In Spectre there is far more than
just a hint. In the storyline, MI6 is about to be closed down because the
government want to amalgamate it with an international intelligence agency
called "Nine Eyes" which would use all the latest intelligence technology
to monitor the entire world under a complete electronic surveillance grid;
"George Orwell's worst nightmare" as one of the characters says in
the script. The changeover is being managed by a youthful and obnoxious bureaucrat
called Max Denbigh, codename "C"... presumably because he's a total
one! "C" intends to make Bond and his colleagues "M",
"Q" and Miss Moneypenny redundant. Bond's conflict with "C"
is one I sympathize with totally. In any large modern institution, like the NHS
in my case, especially nowadays, old veterans will inevitably find themselves
being ordered about by young whippersnappers fully-loaded with academic
qualifications and all the attendant pomposity, but with no experience of the
job. C's objective is for all the existing national intelligence groups to
become part of his new international organization. He holds a meeting in which he openly says he wants a "New World Order", with all the agencies. All of them agree to sign up except one, South Africa . A short time later a "terrorist bomb" explodes
in a city centre in South Africa and the viewer is left in no doubt that this is a false
flag attack carried out by C, meant to act as a warning to the country and
punishment for not joining his "Nine Eyes". This is an astonishing
new element which is growing in cinema generally, with movies like V for Vendetta and Hitler- the Rise of Evil. I never expected the James Bond films to
follow suit. Predictably it turns out that C is really working for SPECTRE.
Previously portrayed as a mere organized crime family, in this movie it plays a
role that is similar to the Illuminati, having secret meetings in Rome and with
its own people in covert positions, like C, and with a long term geopolitical
agenda. It also has the power to censor Google Earth. SPECTRE's headquarters
lie inside a volcanic crater, like they did in You Only Live Twice, but this time it is in the middle of the Sahara Desert not Japan. However it can't be seen online by ordinary
internet users. There are other themes such as the use of nanotechnology in the
form of miniscule robots that Bond has injected into his bloodstream by Q...

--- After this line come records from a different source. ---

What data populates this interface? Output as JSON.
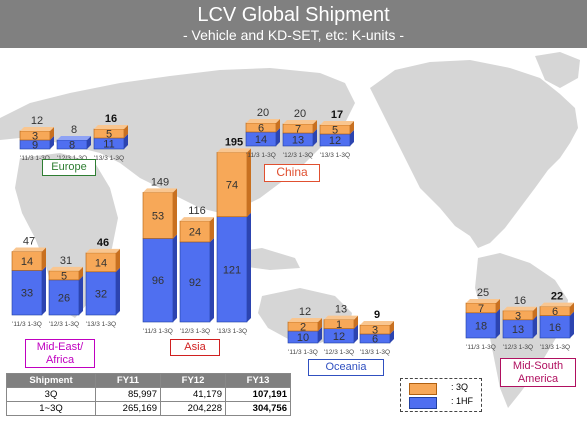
{
  "title": "LCV Global Shipment",
  "subtitle": "- Vehicle and KD-SET, etc: K-units -",
  "colors": {
    "hf1": "#4f6ff0",
    "q3": "#f7a858",
    "map": "#d6d6d6",
    "title_bg": "#808080"
  },
  "chart_data": {
    "type": "bar",
    "stacked": true,
    "series_names": [
      "1HF",
      "3Q"
    ],
    "regions": [
      {
        "name": "Europe",
        "categories": [
          "'11/3 1-3Q",
          "'12/3 1-3Q",
          "'13/3 1-3Q"
        ],
        "hf1": [
          9,
          8,
          11
        ],
        "q3": [
          3,
          0,
          5
        ],
        "totals": [
          12,
          8,
          16
        ]
      },
      {
        "name": "Mid-East/ Africa",
        "categories": [
          "'11/3 1-3Q",
          "'12/3 1-3Q",
          "'13/3 1-3Q"
        ],
        "hf1": [
          33,
          26,
          32
        ],
        "q3": [
          14,
          5,
          14
        ],
        "totals": [
          47,
          31,
          46
        ]
      },
      {
        "name": "Asia",
        "categories": [
          "'11/3 1-3Q",
          "'12/3 1-3Q",
          "'13/3 1-3Q"
        ],
        "hf1": [
          96,
          92,
          121
        ],
        "q3": [
          53,
          24,
          74
        ],
        "totals": [
          149,
          116,
          195
        ]
      },
      {
        "name": "China",
        "categories": [
          "'11/3 1-3Q",
          "'12/3 1-3Q",
          "'13/3 1-3Q"
        ],
        "hf1": [
          14,
          13,
          12
        ],
        "q3": [
          6,
          7,
          5
        ],
        "totals": [
          20,
          20,
          17
        ]
      },
      {
        "name": "Oceania",
        "categories": [
          "'11/3 1-3Q",
          "'12/3 1-3Q",
          "'13/3 1-3Q"
        ],
        "hf1": [
          10,
          12,
          6
        ],
        "q3": [
          2,
          1,
          3
        ],
        "totals": [
          12,
          13,
          9
        ]
      },
      {
        "name": "Mid-South America",
        "categories": [
          "'11/3 1-3Q",
          "'12/3 1-3Q",
          "'13/3 1-3Q"
        ],
        "hf1": [
          18,
          13,
          16
        ],
        "q3": [
          7,
          3,
          6
        ],
        "totals": [
          25,
          16,
          22
        ]
      }
    ],
    "table": {
      "headers": [
        "Shipment",
        "FY11",
        "FY12",
        "FY13"
      ],
      "rows": [
        [
          "3Q",
          "85,997",
          "41,179",
          "107,191"
        ],
        [
          "1~3Q",
          "265,169",
          "204,228",
          "304,756"
        ]
      ]
    },
    "legend": [
      {
        "label": ": 3Q",
        "color": "#f7a858"
      },
      {
        "label": ": 1HF",
        "color": "#4f6ff0"
      }
    ]
  }
}
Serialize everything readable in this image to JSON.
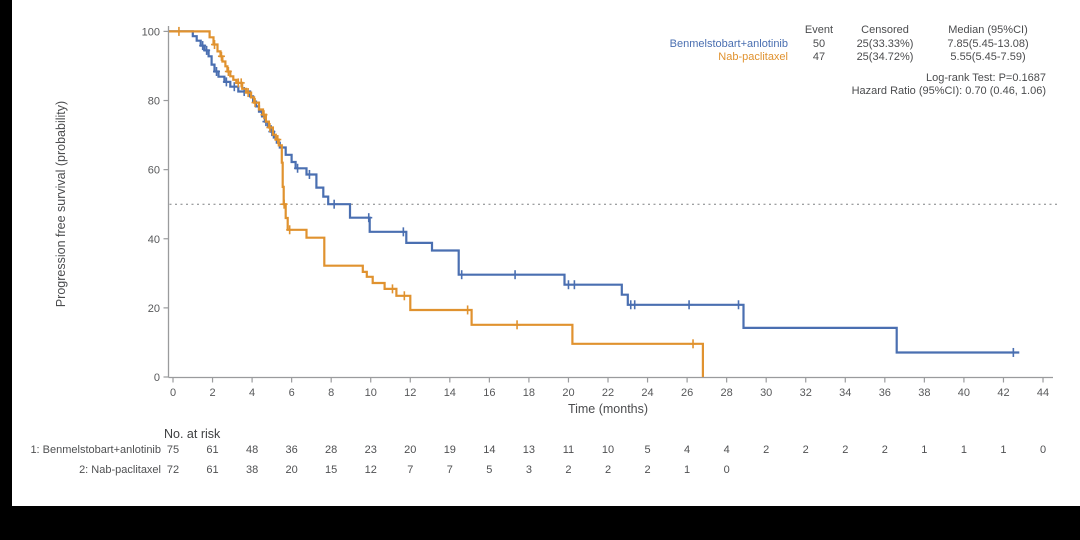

Goodness knows what C planned to do with them! There's a clear message in the
story about the potential for abuse when it comes to sophisticated electronic
advancement. I wonder who gave Spectre's
production team the idea to include these plot devices into the film. Are they
trying to give us clues to make the viewer think alternatively, without making
it too obvious that they're doing it? Why not? Lots of other people in the
media and the arts are currently doing so.